In a final email to this site, Cappadona released this statement:
“As a national leader in environmental services, Veolia North America’s mission is to provide safe, comprehensive and effective solutions for taking on the world’s greatest environmental challenges, including the management of hazardous materials. The facility we operate in Gum Springs is located, designed and equipped to ensure that these materials do not pose a danger to the surrounding environment — this is our purpose as a company.
“Yet due to unforeseen factors, some minor spills have occurred at the site, and each time we have made sure to fully report the incident to regulatory authorities and do everything in our power to fully remediate the impact. In each instance, our response has met with the approval of all regulators. Our commitment to safety is why we have taken every effort to equip the site to reduce the chance for accidents, and minimize the impacts should they occur. One would be hard pressed to find a waste management company or facility better suited for remediating the impacts of a spill than Veolia North America and the facility in Gum Springs. This is due to several factors:
- Training and expertise: our teams of operators at the Gum Springs site receive extensive, ongoing training for the handling of these materials, as part of a “Goal Zero” culture that requires our team to follow strict protocols for safety procedures while wearing protective equipment at all times.
- Procedures and remediation practices: In the rare instances in which spills have occurred, the materials were immediately contained, collected and removed for proper disposal. No materials were allowed to spread beyond the plant’s borders or into the ground.

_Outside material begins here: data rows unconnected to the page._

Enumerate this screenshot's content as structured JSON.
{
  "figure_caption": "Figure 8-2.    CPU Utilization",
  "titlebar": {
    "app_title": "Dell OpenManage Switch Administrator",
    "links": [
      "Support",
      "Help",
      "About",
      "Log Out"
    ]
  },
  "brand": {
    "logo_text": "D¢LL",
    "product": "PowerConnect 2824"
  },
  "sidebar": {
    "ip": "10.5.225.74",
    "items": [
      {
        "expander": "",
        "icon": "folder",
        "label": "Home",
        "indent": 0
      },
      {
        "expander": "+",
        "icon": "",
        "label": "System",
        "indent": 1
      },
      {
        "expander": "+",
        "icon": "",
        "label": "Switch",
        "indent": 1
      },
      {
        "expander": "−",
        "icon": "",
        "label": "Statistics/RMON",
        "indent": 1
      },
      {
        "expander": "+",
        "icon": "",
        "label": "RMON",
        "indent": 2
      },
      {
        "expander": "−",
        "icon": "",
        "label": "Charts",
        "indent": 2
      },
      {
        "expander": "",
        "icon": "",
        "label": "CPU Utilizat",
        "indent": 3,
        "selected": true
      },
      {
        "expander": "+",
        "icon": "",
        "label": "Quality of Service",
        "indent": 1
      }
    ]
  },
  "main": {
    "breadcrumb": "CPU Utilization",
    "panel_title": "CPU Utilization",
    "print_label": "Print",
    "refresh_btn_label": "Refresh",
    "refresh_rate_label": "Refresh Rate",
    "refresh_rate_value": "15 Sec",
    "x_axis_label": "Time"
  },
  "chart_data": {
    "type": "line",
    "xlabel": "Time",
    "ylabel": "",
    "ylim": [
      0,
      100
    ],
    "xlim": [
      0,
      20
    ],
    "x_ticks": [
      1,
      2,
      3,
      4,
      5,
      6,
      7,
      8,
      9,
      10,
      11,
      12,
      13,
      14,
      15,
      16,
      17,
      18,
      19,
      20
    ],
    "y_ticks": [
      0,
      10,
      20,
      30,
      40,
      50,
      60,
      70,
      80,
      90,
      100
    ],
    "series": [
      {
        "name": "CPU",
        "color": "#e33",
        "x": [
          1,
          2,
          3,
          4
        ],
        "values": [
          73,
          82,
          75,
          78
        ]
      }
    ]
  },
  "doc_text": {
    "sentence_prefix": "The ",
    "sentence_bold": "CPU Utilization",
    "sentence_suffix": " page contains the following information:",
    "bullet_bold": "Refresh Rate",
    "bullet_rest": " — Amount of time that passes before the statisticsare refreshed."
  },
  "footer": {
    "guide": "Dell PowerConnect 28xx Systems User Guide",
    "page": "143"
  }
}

- Safeguards and soils: all materials that are received at the site are transferred for disposal or storage in specially contained areas with floor surfaces that are lined with concrete or epoxy-coated concrete to eliminate the chance for seepage into the ground. The containment areas are bordered with catchments meant to prevent the spread of any spilled materials. In addition, the location of the plant itself is ideally suited for spill containment due to the thick layers of clay in the soil, which provide a further barrier against penetration into the ground.
“In short, we are extremely proud of the work our teams at Gum Springs do everyday to maintain the highest standards for safety and operational excellence, and protect the environmental resources in the community. We strongly encourage you to join us on a tour of the facility to see the safety processes we follow, and the numerous safeguards we have in place.”